Quanto alla distinzione tra le due tipologie basterà dire che i passiti si producono lasciando appassire le uve in cassetta per un mesetto (al Sud, dove il sole picchia basta molto meno). La fermentazione viene interrotta in modo da conservare zuccheri residui. Nel caso dei liquorosi la fermentazione viene interrotta con l'aggiunta di alcool. Il risultato è molto simile.
Nuove strade
Ma parliamo di qualche prodotto incontrato a Volta Mantovana con sorprese spesso positive. Tra i non bresciani ci siamo fatti attrarre dal nuovo Lambrusco passito proposto da Ivan Rizzini della Agricola Breda nel Mantovano. È interessante perché conserva un buona acidità e un ricordo di tannini, due caratteristiche che mancano sempre negli altri. Poco entusiasmante invece il passito che Rizzini produce con tutte uve aromatiche: è un bouquet di fiori e frutta intrigante, ma forse troppo invadente.
Inevitabile una Malvasia delle Lipari. A Volta Mantovana c'era Fenech che propone un classicissimo delicato nella struttura e nei profumi certificato Uiv.
Tra i Bresciani abbiamo trovato Elena Zenegaglia che, con Dolceoro, propone un passito di Lugana di Pozzolengo.
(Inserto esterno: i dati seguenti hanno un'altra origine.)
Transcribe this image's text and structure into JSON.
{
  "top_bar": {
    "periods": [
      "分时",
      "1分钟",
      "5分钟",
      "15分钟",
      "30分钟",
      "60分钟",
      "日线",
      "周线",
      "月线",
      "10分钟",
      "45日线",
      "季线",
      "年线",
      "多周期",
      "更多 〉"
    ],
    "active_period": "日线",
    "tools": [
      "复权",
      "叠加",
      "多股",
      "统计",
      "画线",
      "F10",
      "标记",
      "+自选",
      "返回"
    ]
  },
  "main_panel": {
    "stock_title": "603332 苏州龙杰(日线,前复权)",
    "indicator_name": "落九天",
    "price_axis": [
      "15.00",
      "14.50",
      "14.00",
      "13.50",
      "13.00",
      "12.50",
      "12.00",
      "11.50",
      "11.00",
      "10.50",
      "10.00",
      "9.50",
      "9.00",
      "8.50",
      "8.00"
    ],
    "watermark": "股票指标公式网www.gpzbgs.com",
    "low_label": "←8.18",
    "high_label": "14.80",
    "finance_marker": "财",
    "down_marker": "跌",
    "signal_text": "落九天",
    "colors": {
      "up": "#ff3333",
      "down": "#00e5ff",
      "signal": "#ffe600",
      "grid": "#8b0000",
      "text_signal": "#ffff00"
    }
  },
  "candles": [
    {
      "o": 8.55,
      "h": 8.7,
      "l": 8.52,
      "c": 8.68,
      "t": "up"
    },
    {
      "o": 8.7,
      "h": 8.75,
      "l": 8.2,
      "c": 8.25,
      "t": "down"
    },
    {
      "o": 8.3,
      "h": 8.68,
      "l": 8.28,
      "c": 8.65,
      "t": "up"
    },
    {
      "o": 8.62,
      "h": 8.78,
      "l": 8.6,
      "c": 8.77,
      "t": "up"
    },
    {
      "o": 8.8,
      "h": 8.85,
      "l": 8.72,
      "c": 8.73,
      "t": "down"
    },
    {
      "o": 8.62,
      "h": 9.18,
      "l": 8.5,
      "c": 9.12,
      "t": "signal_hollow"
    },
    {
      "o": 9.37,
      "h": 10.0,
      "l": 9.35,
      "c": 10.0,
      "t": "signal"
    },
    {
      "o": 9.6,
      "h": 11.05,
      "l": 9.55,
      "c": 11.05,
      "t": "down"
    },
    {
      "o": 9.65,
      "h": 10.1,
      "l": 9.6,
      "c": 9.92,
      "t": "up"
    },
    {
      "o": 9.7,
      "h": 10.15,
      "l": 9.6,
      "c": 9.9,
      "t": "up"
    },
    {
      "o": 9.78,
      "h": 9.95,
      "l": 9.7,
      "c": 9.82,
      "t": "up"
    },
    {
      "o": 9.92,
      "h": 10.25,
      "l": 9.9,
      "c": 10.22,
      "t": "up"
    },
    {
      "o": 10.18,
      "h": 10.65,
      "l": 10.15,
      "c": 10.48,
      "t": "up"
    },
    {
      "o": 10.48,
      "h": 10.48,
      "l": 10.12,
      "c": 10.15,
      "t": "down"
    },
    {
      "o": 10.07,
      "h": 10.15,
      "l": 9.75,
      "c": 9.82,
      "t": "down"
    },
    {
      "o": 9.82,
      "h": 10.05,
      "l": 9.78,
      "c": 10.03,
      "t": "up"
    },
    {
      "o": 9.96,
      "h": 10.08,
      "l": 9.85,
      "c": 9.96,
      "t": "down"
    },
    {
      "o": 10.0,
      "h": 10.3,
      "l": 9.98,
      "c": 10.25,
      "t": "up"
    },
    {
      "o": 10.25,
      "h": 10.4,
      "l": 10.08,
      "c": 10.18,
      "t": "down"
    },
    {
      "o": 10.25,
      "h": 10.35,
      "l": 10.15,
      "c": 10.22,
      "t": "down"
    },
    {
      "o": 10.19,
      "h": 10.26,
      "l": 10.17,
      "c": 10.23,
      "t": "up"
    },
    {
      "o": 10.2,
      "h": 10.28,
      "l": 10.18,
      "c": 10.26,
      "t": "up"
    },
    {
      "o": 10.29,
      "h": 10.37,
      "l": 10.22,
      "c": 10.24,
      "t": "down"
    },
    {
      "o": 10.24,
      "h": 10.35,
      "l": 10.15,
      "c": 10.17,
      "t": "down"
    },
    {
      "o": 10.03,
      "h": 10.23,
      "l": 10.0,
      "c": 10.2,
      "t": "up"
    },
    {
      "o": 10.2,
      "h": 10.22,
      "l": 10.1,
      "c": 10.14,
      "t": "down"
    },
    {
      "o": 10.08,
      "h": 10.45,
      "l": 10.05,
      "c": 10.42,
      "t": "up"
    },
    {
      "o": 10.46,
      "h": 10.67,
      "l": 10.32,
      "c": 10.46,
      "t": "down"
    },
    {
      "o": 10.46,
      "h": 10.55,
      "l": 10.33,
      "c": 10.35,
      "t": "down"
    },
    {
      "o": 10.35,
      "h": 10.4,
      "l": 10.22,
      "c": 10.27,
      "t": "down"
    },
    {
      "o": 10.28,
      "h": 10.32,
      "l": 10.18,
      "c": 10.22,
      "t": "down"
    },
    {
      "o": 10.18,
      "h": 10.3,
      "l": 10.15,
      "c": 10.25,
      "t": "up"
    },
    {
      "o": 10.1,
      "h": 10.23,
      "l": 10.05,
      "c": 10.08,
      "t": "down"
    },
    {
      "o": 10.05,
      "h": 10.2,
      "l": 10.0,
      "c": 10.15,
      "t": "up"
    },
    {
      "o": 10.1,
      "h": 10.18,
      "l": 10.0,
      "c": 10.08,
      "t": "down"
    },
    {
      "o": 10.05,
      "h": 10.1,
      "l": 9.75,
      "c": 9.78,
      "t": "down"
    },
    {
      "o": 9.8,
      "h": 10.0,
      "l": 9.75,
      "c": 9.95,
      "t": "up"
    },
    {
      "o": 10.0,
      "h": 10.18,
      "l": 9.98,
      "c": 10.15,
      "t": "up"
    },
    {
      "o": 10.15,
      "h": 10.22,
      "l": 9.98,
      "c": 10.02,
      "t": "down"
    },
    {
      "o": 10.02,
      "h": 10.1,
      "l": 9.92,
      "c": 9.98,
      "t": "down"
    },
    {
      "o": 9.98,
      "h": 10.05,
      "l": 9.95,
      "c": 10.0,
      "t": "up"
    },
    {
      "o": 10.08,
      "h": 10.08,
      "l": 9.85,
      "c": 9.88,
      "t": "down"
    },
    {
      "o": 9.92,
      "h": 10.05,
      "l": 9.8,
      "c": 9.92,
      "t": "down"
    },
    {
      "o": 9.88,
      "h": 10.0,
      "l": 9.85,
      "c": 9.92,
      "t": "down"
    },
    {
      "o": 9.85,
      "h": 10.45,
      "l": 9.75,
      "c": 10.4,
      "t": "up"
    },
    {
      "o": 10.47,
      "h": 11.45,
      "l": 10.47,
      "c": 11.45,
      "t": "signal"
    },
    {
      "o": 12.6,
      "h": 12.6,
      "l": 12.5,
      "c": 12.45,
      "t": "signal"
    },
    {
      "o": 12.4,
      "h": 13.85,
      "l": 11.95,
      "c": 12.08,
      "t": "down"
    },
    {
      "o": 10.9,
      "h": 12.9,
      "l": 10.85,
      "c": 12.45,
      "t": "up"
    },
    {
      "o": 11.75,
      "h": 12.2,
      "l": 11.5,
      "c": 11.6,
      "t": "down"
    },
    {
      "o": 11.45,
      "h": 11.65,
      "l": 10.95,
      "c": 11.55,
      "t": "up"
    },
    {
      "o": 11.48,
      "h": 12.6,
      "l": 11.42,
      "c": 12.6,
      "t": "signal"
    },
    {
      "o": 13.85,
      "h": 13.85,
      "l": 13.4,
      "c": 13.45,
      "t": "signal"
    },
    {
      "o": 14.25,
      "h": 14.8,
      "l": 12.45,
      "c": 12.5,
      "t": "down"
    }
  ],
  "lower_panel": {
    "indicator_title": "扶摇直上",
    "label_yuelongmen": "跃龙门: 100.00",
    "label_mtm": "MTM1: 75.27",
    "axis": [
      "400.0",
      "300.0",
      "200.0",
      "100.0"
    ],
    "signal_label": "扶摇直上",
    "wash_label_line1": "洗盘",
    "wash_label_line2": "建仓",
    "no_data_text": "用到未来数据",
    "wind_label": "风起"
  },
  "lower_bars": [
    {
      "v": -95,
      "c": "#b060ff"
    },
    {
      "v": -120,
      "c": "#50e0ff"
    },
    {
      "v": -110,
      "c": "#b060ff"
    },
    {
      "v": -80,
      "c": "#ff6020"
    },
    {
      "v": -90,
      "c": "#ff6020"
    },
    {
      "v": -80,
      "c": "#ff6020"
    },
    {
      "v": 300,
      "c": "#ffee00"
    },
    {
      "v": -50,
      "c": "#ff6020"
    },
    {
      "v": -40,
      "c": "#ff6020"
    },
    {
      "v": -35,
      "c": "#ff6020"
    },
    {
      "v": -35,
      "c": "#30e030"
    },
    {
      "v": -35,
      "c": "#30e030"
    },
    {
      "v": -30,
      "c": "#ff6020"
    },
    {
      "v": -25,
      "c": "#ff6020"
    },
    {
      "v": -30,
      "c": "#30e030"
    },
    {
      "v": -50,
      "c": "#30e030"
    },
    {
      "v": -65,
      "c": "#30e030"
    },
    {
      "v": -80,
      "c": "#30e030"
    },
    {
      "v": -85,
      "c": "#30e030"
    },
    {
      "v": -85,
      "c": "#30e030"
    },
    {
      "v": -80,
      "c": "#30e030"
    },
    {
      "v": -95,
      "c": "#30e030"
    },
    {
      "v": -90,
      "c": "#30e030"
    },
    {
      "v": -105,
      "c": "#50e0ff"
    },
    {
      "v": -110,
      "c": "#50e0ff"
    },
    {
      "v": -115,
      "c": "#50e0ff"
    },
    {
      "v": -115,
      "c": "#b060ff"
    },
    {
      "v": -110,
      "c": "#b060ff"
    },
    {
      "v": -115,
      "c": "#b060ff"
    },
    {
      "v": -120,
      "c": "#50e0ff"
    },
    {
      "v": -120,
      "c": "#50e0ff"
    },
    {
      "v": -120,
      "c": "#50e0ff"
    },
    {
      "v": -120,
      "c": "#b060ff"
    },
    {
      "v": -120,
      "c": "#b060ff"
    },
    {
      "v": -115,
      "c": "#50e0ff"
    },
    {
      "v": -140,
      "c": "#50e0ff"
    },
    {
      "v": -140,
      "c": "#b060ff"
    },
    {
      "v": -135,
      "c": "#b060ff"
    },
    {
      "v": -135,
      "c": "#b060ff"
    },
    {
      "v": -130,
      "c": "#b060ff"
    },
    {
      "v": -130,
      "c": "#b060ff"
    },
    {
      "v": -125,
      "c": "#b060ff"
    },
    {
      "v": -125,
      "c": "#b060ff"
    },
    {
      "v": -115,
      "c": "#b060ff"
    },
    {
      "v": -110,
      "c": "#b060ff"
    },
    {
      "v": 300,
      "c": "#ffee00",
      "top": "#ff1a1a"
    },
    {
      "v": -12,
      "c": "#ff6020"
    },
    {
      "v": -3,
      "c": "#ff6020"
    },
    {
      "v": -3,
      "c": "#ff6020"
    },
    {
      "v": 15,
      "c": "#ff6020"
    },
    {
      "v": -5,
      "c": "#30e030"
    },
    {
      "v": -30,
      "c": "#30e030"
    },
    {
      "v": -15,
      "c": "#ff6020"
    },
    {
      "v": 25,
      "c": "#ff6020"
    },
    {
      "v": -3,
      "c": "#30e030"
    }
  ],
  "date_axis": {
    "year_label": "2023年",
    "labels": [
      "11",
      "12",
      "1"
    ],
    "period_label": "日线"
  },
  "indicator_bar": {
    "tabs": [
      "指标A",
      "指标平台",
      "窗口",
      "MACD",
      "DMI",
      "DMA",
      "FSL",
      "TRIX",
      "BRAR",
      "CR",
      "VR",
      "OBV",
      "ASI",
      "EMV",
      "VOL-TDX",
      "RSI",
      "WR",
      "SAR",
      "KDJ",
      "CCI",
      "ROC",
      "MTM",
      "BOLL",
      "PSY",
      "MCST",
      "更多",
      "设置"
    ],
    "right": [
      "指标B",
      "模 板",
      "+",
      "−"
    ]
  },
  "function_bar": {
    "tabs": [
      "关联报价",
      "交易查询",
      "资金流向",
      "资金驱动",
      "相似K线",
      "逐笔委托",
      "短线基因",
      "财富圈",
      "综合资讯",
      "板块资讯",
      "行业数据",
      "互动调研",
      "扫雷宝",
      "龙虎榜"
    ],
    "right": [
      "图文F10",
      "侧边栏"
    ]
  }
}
Molto morbido, pieno, molto dolce, si fa amare per quel pizzico di salinità che medica l'assenza di freschezza. Si è detto di Aura di Masserino di Puegnago a base di Incrocio Manzoni che è lieve di corpo e misurato nei profumi. Si finisce con il berlo più a lungo. Maurizio Pasini dell'azienda omonima di Bedizzole crede nel Groppello. Il suo si chiama Incompreso, ma si fa capire al volo. Si tratta di un Groppello appassito tre mesi, tenuto in legno un anno. È morbidissimo, nobile, poco dolce.
L'ultimo incontro è con l'incredibile Inchino di Gigi Negri de la Guarda di Castrezzone. Il prodotto è già molto diffuso (quasi 5mila bottiglie). Si tratta di un Groppello di Mocasina affinanto a lungo anche in barrique e quindi aromatizzato con 21 essenze, spezie, aromi e radici in cui prevale (ma non troppo) la china. È il Barolo chinato bresciano, ma è più morbido e meno chinato del famoso capostipite. Si abbina alla grande con il cioccolato (ma che non ecceda il 50% di cacao). Non fatevi impressionare se costa la metà del Barolo chinato. Potrebbe piacervi persino di più.